A few further thoughts:
- William Forsythe tends to design his own lighting, and some new lighting equipment. This image from "Artifact" shows just how exciting that can be:
Ballett Frankfurt in "Artifact" choreography and lighting by William Forsythe
Photography by Dieter Schwer
- In Continental Europe, conceptual dance has been one of the strongest strands in recent years and the tendency there is for much simpler lighting and frequently no changes at all within a performance. At a recent seminar, one speaker characterised Scandinavian dance as "emphasising technique and with lots of lighting cues" ie the style dominant in Belgium and Germany 20 years ago.

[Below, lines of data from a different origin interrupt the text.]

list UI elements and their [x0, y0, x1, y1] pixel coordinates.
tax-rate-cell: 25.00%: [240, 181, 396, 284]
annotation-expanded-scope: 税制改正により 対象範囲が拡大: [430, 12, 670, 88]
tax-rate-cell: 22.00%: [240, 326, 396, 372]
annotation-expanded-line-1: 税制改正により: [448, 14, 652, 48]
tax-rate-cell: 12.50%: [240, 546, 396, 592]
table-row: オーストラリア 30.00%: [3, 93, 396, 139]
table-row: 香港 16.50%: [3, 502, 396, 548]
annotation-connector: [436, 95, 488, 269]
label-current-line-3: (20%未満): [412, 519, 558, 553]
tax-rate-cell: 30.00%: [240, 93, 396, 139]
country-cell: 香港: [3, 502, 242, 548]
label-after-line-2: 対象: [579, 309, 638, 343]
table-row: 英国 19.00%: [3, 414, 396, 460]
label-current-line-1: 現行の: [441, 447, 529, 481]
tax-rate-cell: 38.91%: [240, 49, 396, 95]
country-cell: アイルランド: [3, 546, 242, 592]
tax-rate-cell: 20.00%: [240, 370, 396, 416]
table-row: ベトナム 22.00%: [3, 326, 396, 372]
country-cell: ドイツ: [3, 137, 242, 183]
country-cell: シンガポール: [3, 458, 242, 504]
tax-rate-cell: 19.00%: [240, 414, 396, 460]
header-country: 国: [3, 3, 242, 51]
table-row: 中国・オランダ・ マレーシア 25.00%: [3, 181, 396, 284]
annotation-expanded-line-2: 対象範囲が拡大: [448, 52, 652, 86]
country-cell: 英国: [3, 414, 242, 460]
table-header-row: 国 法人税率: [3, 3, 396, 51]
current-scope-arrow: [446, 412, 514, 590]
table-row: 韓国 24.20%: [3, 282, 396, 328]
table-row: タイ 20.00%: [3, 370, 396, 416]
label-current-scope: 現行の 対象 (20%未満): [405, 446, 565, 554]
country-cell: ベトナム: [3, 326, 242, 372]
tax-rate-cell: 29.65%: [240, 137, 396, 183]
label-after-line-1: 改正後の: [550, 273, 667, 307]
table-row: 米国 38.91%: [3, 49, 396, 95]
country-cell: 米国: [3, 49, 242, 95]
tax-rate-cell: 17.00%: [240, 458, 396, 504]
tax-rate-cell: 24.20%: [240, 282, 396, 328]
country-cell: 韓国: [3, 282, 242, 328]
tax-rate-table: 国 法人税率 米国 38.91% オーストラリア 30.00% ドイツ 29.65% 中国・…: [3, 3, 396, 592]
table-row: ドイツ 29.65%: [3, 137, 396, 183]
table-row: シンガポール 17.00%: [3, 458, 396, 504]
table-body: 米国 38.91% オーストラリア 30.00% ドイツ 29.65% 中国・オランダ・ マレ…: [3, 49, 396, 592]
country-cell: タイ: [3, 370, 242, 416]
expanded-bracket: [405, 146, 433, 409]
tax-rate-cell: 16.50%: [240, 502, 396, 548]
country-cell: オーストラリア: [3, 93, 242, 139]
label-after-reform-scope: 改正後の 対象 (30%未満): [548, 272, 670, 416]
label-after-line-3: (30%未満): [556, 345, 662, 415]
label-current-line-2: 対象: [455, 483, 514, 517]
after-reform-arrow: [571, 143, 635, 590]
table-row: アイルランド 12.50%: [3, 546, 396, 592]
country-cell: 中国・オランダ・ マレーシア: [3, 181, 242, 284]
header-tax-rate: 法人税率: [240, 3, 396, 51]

- In London's Royal Opera House, stage time for new ballets is so short that even with some of the top lighting designers, the lack of time means that this aspect often does not get the detail and refinement that it deserves.
In answer to your specific point about compromising on lighting design, Jeff, your arguments are cogent, but the old bugbear of cash is a problem, especially when directors/choreographers sometimes have to choose not to pay themselves in order to get a work on. You gotta have the theatre, you gotta have the dancers and other areas are where you will have to compromise.
Even a company as powerful as Rambert has to compromise sometimes. For one recent production, an expert Lighting Designer was used, but they had to compromise on having the work notated - they couldn't afford the £10,000 that would have cost.